Preconceito/Decepção/Remorso
1
Um pequeno livro intitulado “Cecília em
Portugal”, de Leila V. B. Gouvêa, da Iluminuras, reconstitui a trajetória da
primeira viagem de Cecília Meireles em Portugal, mas conta também a história de uma grande decepção.
Para não ser infiel, transcrevo:
“Naquela noite
fria e chuvosa de dezembro, o A Brasileira do Chiado ia ficando enevoado de
fumaça. Mais um pouco, faria duas horas que ali estavam à espera. Faltando
pouco mais de dez dias para a volta ao Brasil, surgira, afinal a oportunidade
de conversar com aquele extraordinário poeta, cujos poemas vinha lendo, nas
revistas portuguesas que recebiam em casa, desde a década de 20.
Fernando sugeriu
que desistissem. Ela ainda tentaria persuadi-lo a aguardar um pouco mais. Mas
acabou concordando em retirar-se”. Fernando era o marido de Cecília e o
esperado era o, na época, não tão famoso Fernando
Pessoa. Pessoa era metido a exotérico. E teria recebido avisos dos astros
para não comparecer ao tal encontro.

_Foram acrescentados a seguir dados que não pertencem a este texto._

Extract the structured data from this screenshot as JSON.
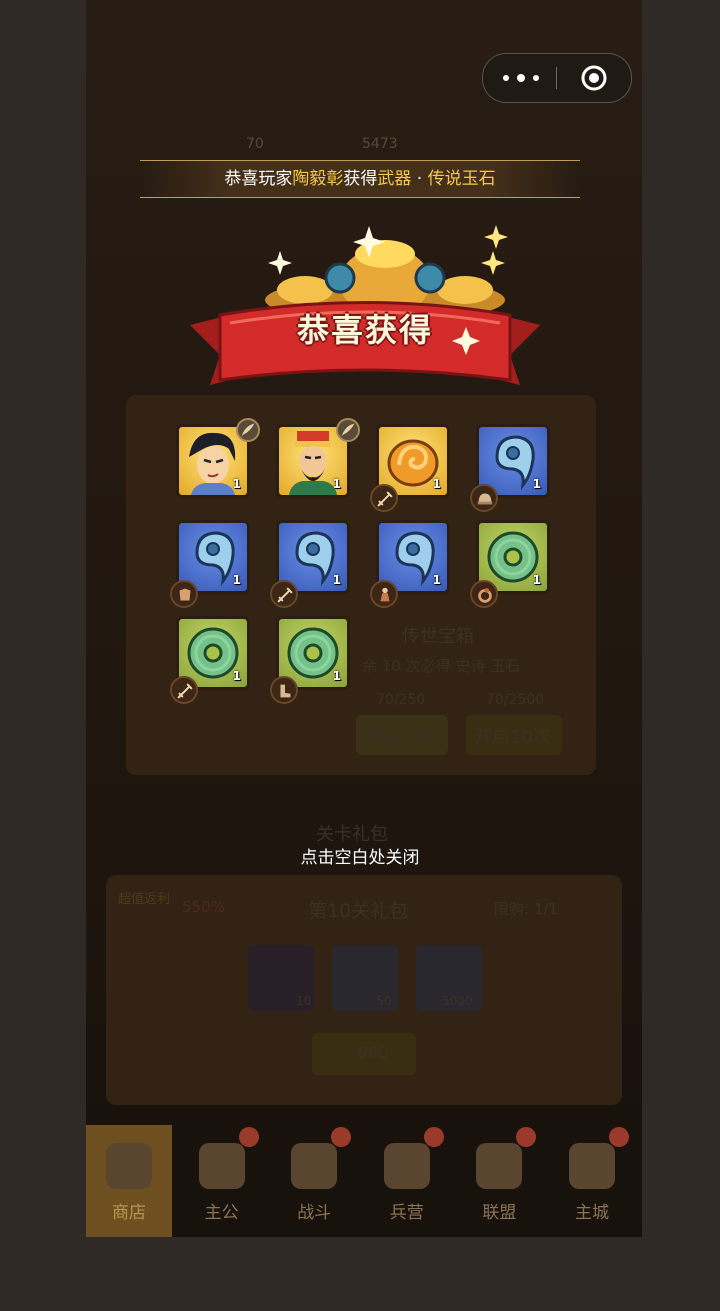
{
  "background": {
    "top_numbers": [
      "70",
      "5473"
    ],
    "chest_title": "传世宝箱",
    "chest_hint": "余 10 次必得 史诗 玉石",
    "chest_counts": [
      "70/250",
      "70/2500"
    ],
    "open_once": "开启1次",
    "open_ten": "开启10次",
    "stage_pack_title": "关卡礼包",
    "value_tag": "超值返利",
    "value_percent": "550%",
    "pack_name": "第10关礼包",
    "limit": "限购: 1/1",
    "pack_items": [
      "10",
      "50",
      "5000"
    ],
    "price": "980"
  },
  "capsule": {
    "menu_icon": "more-dots-icon",
    "close_icon": "target-icon"
  },
  "broadcast": {
    "prefix": "恭喜玩家",
    "player": "陶毅彰",
    "middle": "获得",
    "item_type": "武器",
    "separator": " · ",
    "item_name": "传说玉石"
  },
  "banner": {
    "title": "恭喜获得"
  },
  "rewards": [
    {
      "kind": "hero-young",
      "frame": "gold",
      "qty": "1",
      "badge": "feather-icon"
    },
    {
      "kind": "hero-general",
      "frame": "gold",
      "qty": "1",
      "badge": "feather-icon"
    },
    {
      "kind": "jade-swirl",
      "frame": "gold",
      "qty": "1",
      "badge": "sword-icon"
    },
    {
      "kind": "jade-comma",
      "frame": "blue",
      "qty": "1",
      "badge": "helmet-icon"
    },
    {
      "kind": "jade-comma",
      "frame": "blue",
      "qty": "1",
      "badge": "armor-icon"
    },
    {
      "kind": "jade-comma",
      "frame": "blue",
      "qty": "1",
      "badge": "sword-icon"
    },
    {
      "kind": "jade-comma",
      "frame": "blue",
      "qty": "1",
      "badge": "robe-icon"
    },
    {
      "kind": "jade-disc",
      "frame": "green",
      "qty": "1",
      "badge": "ring-icon"
    },
    {
      "kind": "jade-disc",
      "frame": "green",
      "qty": "1",
      "badge": "sword-icon"
    },
    {
      "kind": "jade-disc",
      "frame": "green",
      "qty": "1",
      "badge": "boot-icon"
    }
  ],
  "close_hint": "点击空白处关闭",
  "nav": [
    {
      "label": "商店",
      "icon": "shop-icon",
      "active": true
    },
    {
      "label": "主公",
      "icon": "lord-icon",
      "active": false
    },
    {
      "label": "战斗",
      "icon": "battle-icon",
      "active": false
    },
    {
      "label": "兵营",
      "icon": "barracks-icon",
      "active": false
    },
    {
      "label": "联盟",
      "icon": "alliance-icon",
      "active": false
    },
    {
      "label": "主城",
      "icon": "city-icon",
      "active": false
    }
  ],
  "colors": {
    "accent_gold": "#f5c84a",
    "banner_red": "#d32a2a"
  }
}
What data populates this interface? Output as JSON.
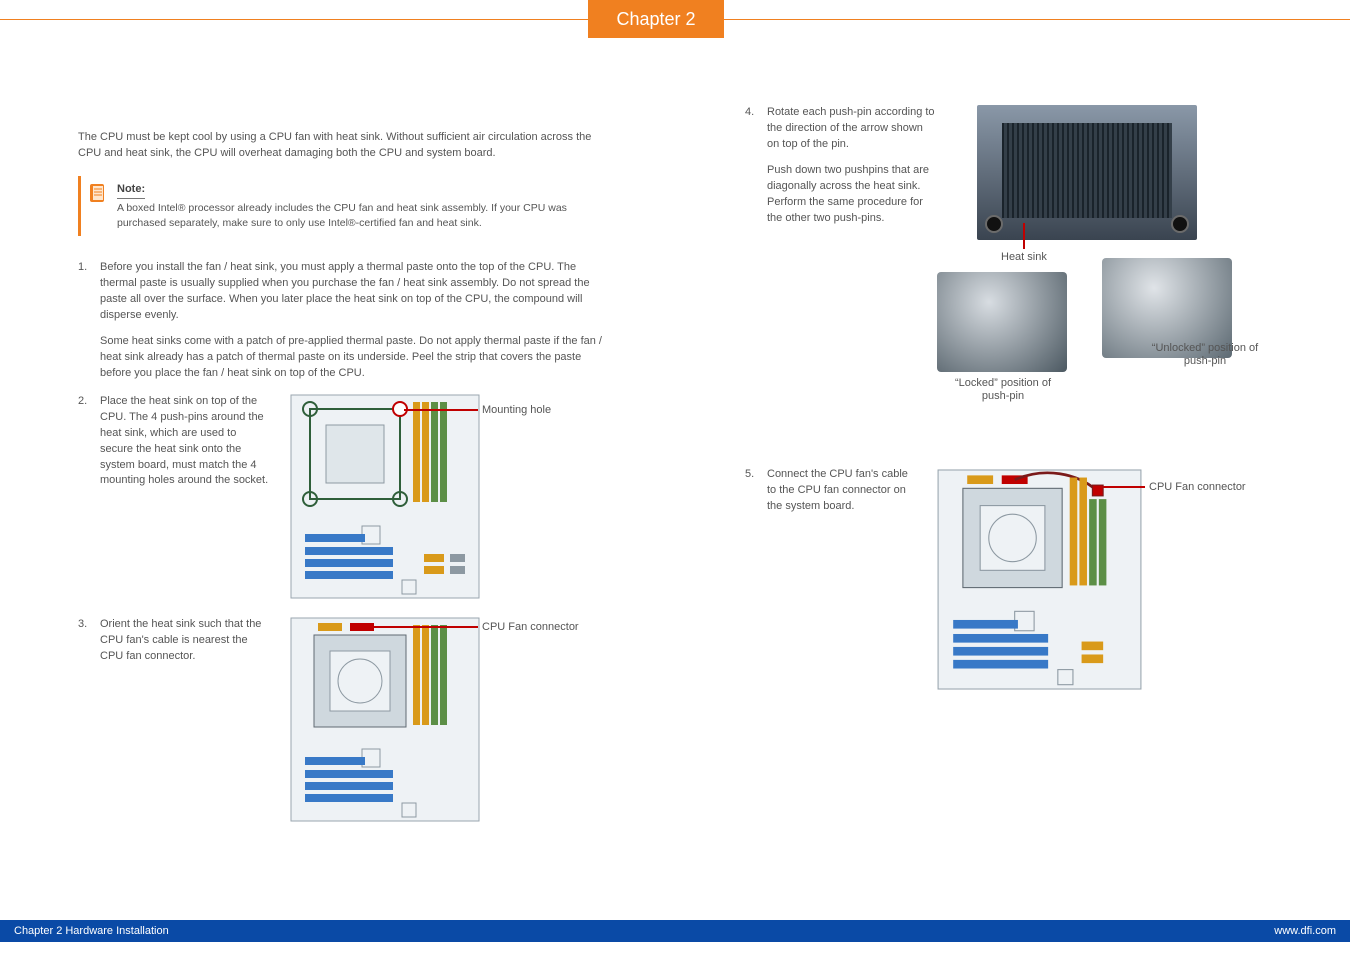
{
  "header": {
    "chapter_tab": "Chapter 2"
  },
  "footer": {
    "left": "Chapter 2 Hardware Installation",
    "right": "www.dfi.com"
  },
  "left": {
    "intro": "The CPU must be kept cool by using a CPU fan with heat sink. Without sufficient air circulation across the CPU and heat sink, the CPU will overheat damaging both the CPU and system board.",
    "note_label": "Note:",
    "note_text": "A boxed Intel® processor already includes the CPU fan and heat sink assembly. If your CPU was purchased separately, make sure to only use Intel®-certified fan and heat sink.",
    "steps": [
      {
        "num": "1.",
        "text": "Before you install the fan / heat sink, you must apply a thermal paste onto the top of the CPU. The thermal paste is usually supplied when you purchase the fan / heat sink assembly. Do not spread the paste all over the surface. When you later place the heat sink on top of the CPU, the compound will disperse evenly.",
        "text2": "Some heat sinks come with a patch of pre-applied thermal paste. Do not apply thermal paste if the fan / heat sink already has a patch of thermal paste on its underside. Peel the strip that covers the paste before you place the fan / heat sink on top of the CPU."
      },
      {
        "num": "2.",
        "text": "Place the heat sink on top of the CPU. The 4 push-pins around the heat sink, which are used to secure the heat sink onto the system board, must match the 4 mounting holes around the socket.",
        "callout": "Mounting hole"
      },
      {
        "num": "3.",
        "text": "Orient the heat sink such that the CPU fan's cable is nearest the CPU fan connector.",
        "callout": "CPU Fan connector"
      }
    ]
  },
  "right": {
    "steps": [
      {
        "num": "4.",
        "text": "Rotate each push-pin according to the direction of the arrow shown on top of the pin.",
        "text2": "Push down two pushpins that are diagonally across the heat sink. Perform the same procedure for the other two push-pins.",
        "labels": {
          "heat_sink": "Heat sink",
          "locked": "“Locked” position of push-pin",
          "unlocked": "“Unlocked” position of push-pin"
        }
      },
      {
        "num": "5.",
        "text": "Connect the CPU fan's cable to the CPU fan connector on the system board.",
        "callout": "CPU Fan connector"
      }
    ]
  }
}
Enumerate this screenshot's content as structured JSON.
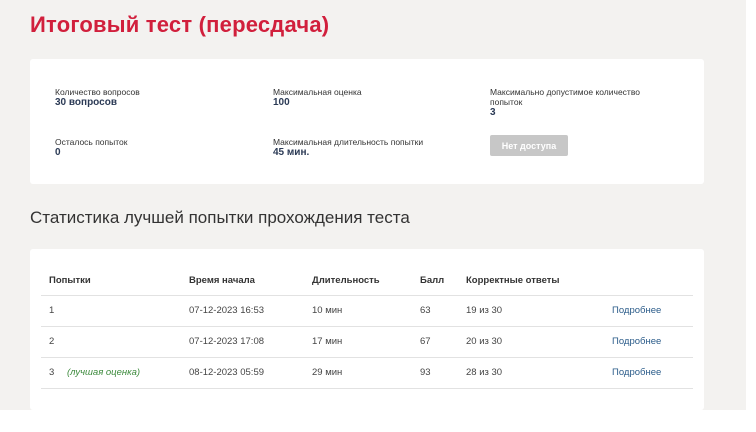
{
  "title": "Итоговый тест (пересдача)",
  "info": {
    "questions_label": "Количество вопросов",
    "questions_value": "30 вопросов",
    "max_score_label": "Максимальная оценка",
    "max_score_value": "100",
    "max_attempts_label": "Максимально допустимое количество попыток",
    "max_attempts_value": "3",
    "remaining_label": "Осталось попыток",
    "remaining_value": "0",
    "max_duration_label": "Максимальная длительность попытки",
    "max_duration_value": "45 мин.",
    "access_button": "Нет доступа"
  },
  "stats_title": "Статистика лучшей попытки прохождения теста",
  "table": {
    "headers": [
      "Попытки",
      "Время начала",
      "Длительность",
      "Балл",
      "Корректные ответы",
      ""
    ],
    "best_label": "(лучшая оценка)",
    "rows": [
      {
        "attempt": "1",
        "start": "07-12-2023 16:53",
        "duration": "10 мин",
        "score": "63",
        "correct": "19 из 30",
        "link": "Подробнее"
      },
      {
        "attempt": "2",
        "start": "07-12-2023 17:08",
        "duration": "17 мин",
        "score": "67",
        "correct": "20 из 30",
        "link": "Подробнее"
      },
      {
        "attempt": "3",
        "start": "08-12-2023 05:59",
        "duration": "29 мин",
        "score": "93",
        "correct": "28 из 30",
        "link": "Подробнее"
      }
    ]
  }
}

Dias depois ela recebeu no hotel um
exemplar do seu primeiro e único livro publicado em vida: Mensagem. E dizem que
no espólio do poeta há um lacônico cartão acusando o recebimento do livro:
“Cecília Meireles – cumprimenta e agradece”. Tempos depois ao opinar sobre o
livro Cecília teria escrito que “aquele volumezinho
era precisamente o que menos caracterizava o autor.” Dupla decepção?
2
A primeira vez que ouvi falar em Jorge Luís
Borges, foi em Buenos Aires, 1960. O entusiasta era o secretário da Ordem do
Advogados, de lá, cujo nome não lembro mais. O livro que me foi presenteado: El
libro de arena. Daí, então, sobre o autor, só ouvi elogios: gênio, merecedor do
Nobel e muito mais. Lí outros livros dele, não entendia nada, mas gostava da
maneira como ele dizia certas coisas. Sublinhava-as.
Mas, eis que
recentemente me chega as mãos o livro de Antônio Torres, intitulado “Sobre
Pessoas”, onde as paginas 98, ele inicia uma crônica sob o título de “O lado
infame do genial Borges”. Fico perplexo: Borges, infame? Lá vem fofoca, pensei.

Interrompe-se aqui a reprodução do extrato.